Re: [Vala] Memory safety
- From: Florian Weimer <fweimer redhat com>
- To: Al Thomas <astavale yahoo co uk>, "vala-list gnome org" <vala-list gnome org>
- Subject: Re: [Vala] Memory safety
- Date: Thu, 15 May 2014 16:03:53 +0200
On 05/15/2014 03:52 PM, Al Thomas wrote:
Is there a bug report for this with more details?
Not yet, it's not clear if you'd consider it a bug.
I would say in general Vala/Genie attempts to be safer than C, within
the limits of a language that compiles to C code.
Vala strings are UTF8 encoded gchar, but the length and indices are in
bytes. See https://wiki.gnome.org/Projects/Vala/StringSample
A program such as:
void main () {
string a = "hello";
char b = a[100];
print ( b.to_string() );
print ( ((int) b).to_string());
}
will compile and the C code generated uses the line
_tmp1_ = string_get (a, (glong) 100);
to get the index. I'm not sure where string_get function comes from, but
the output is a zero byte for an out of range index.

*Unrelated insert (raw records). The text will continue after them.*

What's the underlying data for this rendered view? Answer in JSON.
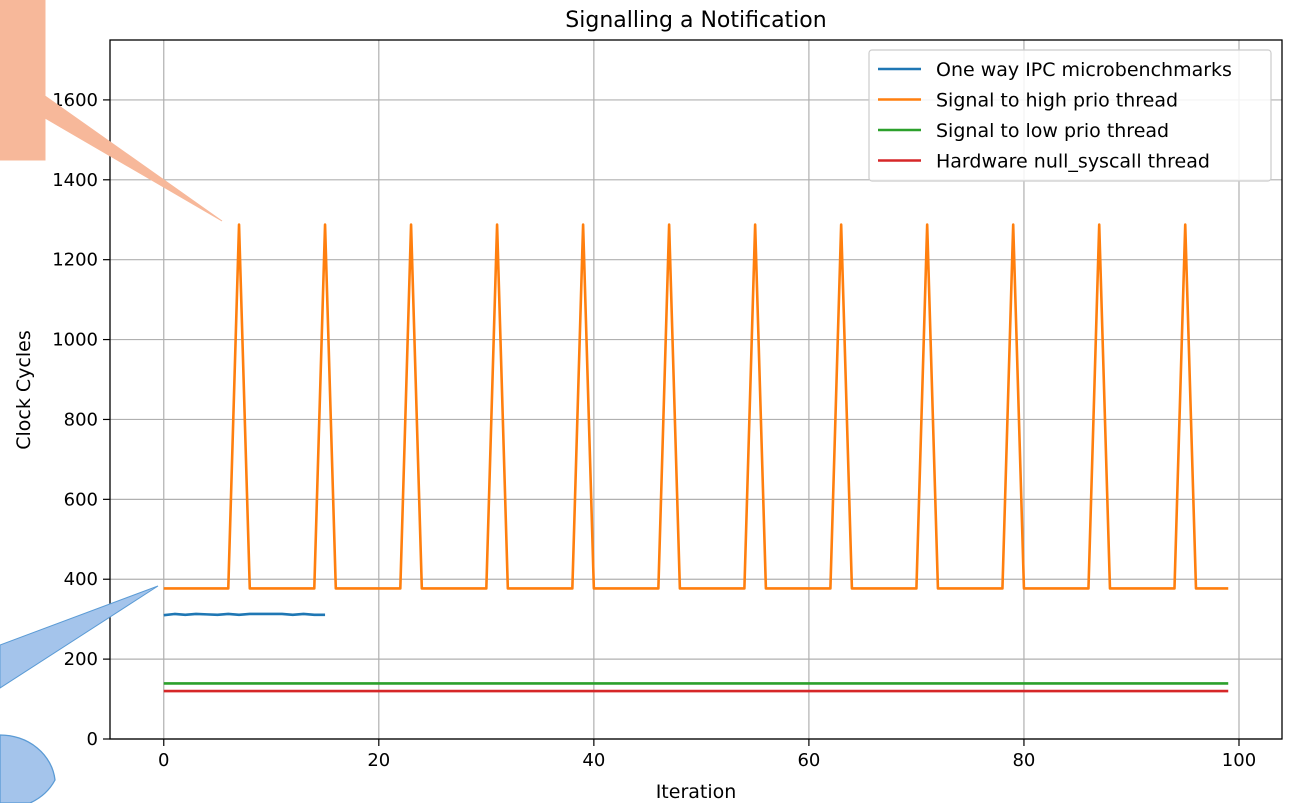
{
  "chart_data": {
    "type": "line",
    "title": "Signalling a Notification",
    "xlabel": "Iteration",
    "ylabel": "Clock Cycles",
    "xlim": [
      -5,
      104
    ],
    "ylim": [
      0,
      1750
    ],
    "xticks": [
      0,
      20,
      40,
      60,
      80,
      100
    ],
    "yticks": [
      0,
      200,
      400,
      600,
      800,
      1000,
      1200,
      1400,
      1600
    ],
    "xtick_labels": [
      "0",
      "20",
      "40",
      "60",
      "80",
      "100"
    ],
    "ytick_labels": [
      "0",
      "200",
      "400",
      "600",
      "800",
      "1000",
      "1200",
      "1400",
      "1600"
    ],
    "grid": true,
    "legend_position": "top-right",
    "series": [
      {
        "name": "One way IPC microbenchmarks",
        "color": "#1f77b4",
        "x": [
          0,
          1,
          2,
          3,
          4,
          5,
          6,
          7,
          8,
          9,
          10,
          11,
          12,
          13,
          14,
          15
        ],
        "y": [
          310,
          313,
          311,
          313,
          312,
          311,
          313,
          311,
          313,
          313,
          313,
          313,
          311,
          313,
          311,
          311
        ]
      },
      {
        "name": "Signal to high prio thread",
        "color": "#ff7f0e",
        "pattern": {
          "x_start": 0,
          "x_end": 99,
          "base": 377,
          "peak": 1288,
          "peak_x": [
            7,
            15,
            23,
            31,
            39,
            47,
            55,
            63,
            71,
            79,
            87,
            95
          ]
        }
      },
      {
        "name": "Signal to low prio thread",
        "color": "#2ca02c",
        "x": [
          0,
          99
        ],
        "y": [
          139,
          139
        ]
      },
      {
        "name": "Hardware null_syscall thread",
        "color": "#d62728",
        "x": [
          0,
          99
        ],
        "y": [
          120,
          120
        ]
      }
    ]
  },
  "annotations": [
    {
      "shape": "callout",
      "fill": "#f7b89a",
      "stroke": "#f7b89a"
    },
    {
      "shape": "callout-ellipse",
      "fill": "#a4c4eb",
      "stroke": "#5b9bd5"
    }
  ]
}
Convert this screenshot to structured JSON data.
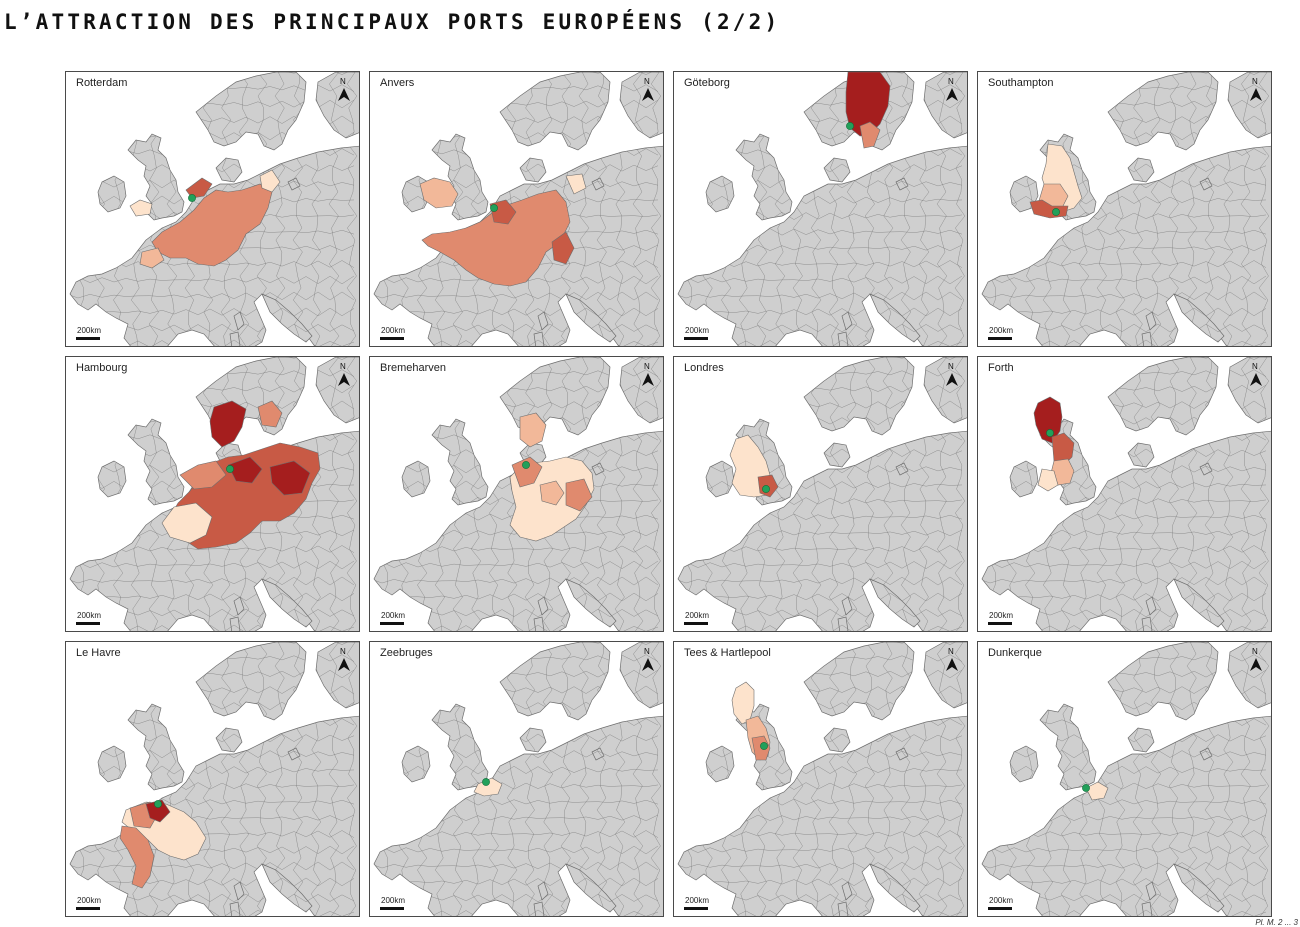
{
  "title": "L’ATTRACTION DES PRINCIPAUX PORTS EUROPÉENS (2/2)",
  "scale_label": "200km",
  "north_label": "N",
  "credit": "Pl. M. 2 ... 3",
  "colors": {
    "background_land": "#cfcfcf",
    "border": "#6e6e6e",
    "sea": "#ffffff",
    "port_marker": "#22a05a",
    "class_1": "#fde3cc",
    "class_2": "#f2b899",
    "class_3": "#e08a6e",
    "class_4": "#c85a45",
    "class_5": "#a51e1e"
  },
  "panels": [
    {
      "name": "Rotterdam",
      "hinterland": "Pays-Bas, Belgique, Nord et Est de la France, Ouest de l’Allemagne, Suisse"
    },
    {
      "name": "Anvers",
      "hinterland": "Belgique, France, Pays-Bas, Allemagne de l’Ouest, Sud de l’Angleterre"
    },
    {
      "name": "Göteborg",
      "hinterland": "Suède"
    },
    {
      "name": "Southampton",
      "hinterland": "Angleterre"
    },
    {
      "name": "Hambourg",
      "hinterland": "Allemagne, Danemark, Pologne de l’Ouest, Tchéquie"
    },
    {
      "name": "Bremeharven",
      "hinterland": "Allemagne, Danemark"
    },
    {
      "name": "Londres",
      "hinterland": "Angleterre"
    },
    {
      "name": "Forth",
      "hinterland": "Écosse, Nord de l’Angleterre"
    },
    {
      "name": "Le Havre",
      "hinterland": "Ouest et centre de la France"
    },
    {
      "name": "Zeebruges",
      "hinterland": "Flandre"
    },
    {
      "name": "Tees & Hartlepool",
      "hinterland": "Nord de l’Angleterre, Écosse"
    },
    {
      "name": "Dunkerque",
      "hinterland": "Nord de la France"
    }
  ]
}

It seems it comes from glib-2.0.vapi. The compiled C code looks like this:
static gchar string_get (const gchar* self, glong index) {
gchar result = '\0';
glong _tmp0_;
gchar _tmp1_;
g_return_val_if_fail (self != NULL, '\0');
_tmp0_ = index;
_tmp1_ = ((gchar*) self)[_tmp0_];
result = _tmp1_;
return result;
}
So there isn't any range checking. It's actually somewhat
understandable, considering that range checking for NUL-terminated
strings can move code to a different complexity class.
The function I had encountered initially, string.substring, does not
implement full range checking, either.
The GLib string builder function (
http://references.valadoc.org/#!api=glib-2.0/GLib.StringBuilder ) is
also recommended for use in Vala.
StringBuilder doesn't do any arithmetic, so it inherits the safety
properties of the underlying C implementation.